Mark Scullion, futures and options broker at Eclipse International, added, "U.S. production up, Russian production up, OPEC [the Organization of the Petroleum Exporting Countries] production up, and now we have eight countries that are going to get waivers: even though we've had a whole month of lower oil prices, I'm still looking for a bit more downside."
For the record, the countries reportedly that can continue doing business with Iran include South Korea, Japan, India, and China.
Micheal Cohen, head of energy research at Barclays, was another expert who tried to distance himself from the up until recent analytical consensus that the crude market was due for a horrific tightening: he said, "in reality, the decline in exports from both Iran and Venezuela was more than offset by the increase in exports from other OPEC countries.
"Demand at $80 to $85 oil prices has started to slow, so overall we're looking at a balance for next year that actually flips back into surplus."
Marco Dunand, chief executive at Mercuria, said he wouldn't be surprised in the world's largest producers soon reverse their course of raising output and revert back to reduction: "If we start moving into the low $70s on Brent, I think some of those producers will start asking themselves whether they haven't overreacted to the earlier price rally and start considering balances."

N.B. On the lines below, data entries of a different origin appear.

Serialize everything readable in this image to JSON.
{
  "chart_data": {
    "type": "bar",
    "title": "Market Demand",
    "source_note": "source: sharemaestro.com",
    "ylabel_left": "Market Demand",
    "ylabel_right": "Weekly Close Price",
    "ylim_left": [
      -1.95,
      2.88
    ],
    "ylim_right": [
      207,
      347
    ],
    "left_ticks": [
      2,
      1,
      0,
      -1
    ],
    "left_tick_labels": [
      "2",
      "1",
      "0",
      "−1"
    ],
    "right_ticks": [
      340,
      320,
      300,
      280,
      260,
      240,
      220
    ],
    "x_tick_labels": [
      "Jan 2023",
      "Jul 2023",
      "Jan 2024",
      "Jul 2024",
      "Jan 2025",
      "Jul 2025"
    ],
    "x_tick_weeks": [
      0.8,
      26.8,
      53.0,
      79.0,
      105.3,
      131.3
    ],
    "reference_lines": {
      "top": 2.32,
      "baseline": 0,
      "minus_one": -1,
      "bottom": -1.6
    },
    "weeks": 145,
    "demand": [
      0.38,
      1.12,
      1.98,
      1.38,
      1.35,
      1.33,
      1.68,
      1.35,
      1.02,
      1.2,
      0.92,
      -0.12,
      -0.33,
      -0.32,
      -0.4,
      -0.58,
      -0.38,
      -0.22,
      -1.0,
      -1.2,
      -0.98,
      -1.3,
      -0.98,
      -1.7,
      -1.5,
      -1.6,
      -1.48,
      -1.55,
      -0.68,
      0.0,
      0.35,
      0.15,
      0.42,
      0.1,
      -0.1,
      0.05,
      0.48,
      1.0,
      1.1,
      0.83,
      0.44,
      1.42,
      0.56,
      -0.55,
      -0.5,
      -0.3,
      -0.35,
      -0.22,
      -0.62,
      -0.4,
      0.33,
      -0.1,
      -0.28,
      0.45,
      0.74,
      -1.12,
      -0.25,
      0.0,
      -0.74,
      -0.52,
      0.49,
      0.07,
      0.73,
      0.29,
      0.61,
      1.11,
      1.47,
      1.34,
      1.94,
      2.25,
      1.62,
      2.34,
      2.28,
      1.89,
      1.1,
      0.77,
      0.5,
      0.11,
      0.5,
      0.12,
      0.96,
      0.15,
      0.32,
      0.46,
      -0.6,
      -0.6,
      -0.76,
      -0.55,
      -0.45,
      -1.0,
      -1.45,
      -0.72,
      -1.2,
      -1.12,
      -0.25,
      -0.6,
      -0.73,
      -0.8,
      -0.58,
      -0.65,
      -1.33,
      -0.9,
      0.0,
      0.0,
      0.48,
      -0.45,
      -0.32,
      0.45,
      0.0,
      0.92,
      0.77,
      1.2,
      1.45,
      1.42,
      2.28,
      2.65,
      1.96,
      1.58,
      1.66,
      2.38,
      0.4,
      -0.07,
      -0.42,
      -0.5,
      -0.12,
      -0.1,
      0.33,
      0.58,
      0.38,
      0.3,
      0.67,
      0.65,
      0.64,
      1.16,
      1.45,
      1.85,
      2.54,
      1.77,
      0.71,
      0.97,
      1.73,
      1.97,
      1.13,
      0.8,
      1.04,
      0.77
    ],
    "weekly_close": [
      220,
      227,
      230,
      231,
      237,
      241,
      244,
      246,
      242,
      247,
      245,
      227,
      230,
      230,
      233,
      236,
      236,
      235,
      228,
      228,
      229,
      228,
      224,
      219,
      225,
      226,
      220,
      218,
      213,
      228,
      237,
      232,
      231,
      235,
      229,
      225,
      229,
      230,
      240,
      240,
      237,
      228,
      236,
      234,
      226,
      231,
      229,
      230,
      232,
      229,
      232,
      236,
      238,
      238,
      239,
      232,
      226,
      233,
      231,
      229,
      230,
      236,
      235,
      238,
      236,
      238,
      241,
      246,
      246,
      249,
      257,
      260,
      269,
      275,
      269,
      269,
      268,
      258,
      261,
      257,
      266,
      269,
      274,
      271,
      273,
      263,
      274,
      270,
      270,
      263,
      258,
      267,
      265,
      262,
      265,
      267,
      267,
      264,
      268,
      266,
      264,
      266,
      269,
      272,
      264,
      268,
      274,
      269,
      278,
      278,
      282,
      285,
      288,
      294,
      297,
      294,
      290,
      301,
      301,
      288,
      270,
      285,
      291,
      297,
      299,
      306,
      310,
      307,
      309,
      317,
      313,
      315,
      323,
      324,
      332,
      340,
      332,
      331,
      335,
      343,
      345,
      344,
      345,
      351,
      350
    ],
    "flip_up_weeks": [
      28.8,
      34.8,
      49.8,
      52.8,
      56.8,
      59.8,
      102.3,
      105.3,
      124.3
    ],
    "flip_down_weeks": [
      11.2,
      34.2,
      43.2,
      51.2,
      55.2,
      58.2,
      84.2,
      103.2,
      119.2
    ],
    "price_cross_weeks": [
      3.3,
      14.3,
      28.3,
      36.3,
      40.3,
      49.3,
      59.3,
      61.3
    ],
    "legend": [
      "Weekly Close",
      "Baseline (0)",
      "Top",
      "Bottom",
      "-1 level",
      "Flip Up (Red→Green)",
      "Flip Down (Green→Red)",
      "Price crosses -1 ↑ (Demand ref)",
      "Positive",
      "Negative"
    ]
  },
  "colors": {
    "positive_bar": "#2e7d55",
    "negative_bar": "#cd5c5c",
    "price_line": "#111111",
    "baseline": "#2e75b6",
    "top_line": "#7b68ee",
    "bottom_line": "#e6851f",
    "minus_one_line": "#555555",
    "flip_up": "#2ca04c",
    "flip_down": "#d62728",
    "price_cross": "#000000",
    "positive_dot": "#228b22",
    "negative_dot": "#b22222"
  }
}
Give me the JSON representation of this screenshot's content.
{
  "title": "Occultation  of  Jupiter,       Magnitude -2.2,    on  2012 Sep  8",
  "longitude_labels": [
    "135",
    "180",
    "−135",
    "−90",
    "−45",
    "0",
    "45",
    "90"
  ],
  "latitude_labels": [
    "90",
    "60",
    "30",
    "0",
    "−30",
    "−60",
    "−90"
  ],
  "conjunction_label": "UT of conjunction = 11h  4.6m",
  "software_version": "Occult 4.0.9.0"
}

However, a brave lone voice offered a different opnion on where the market is head: Jeff Currie, global head of commodities research at Goldman Sachs, told Bloomberg television that "oil and commodities are still the best performing asset class", and that one of three reasons his bank is bullish on crude is that the market is just now beginning to see the Iranian cuts begin to impact inventories, [and] inventories are beginning to tighten."
He went on to state that "Positioning in the market is very light, and the third reason is the overall demand picture still looks good."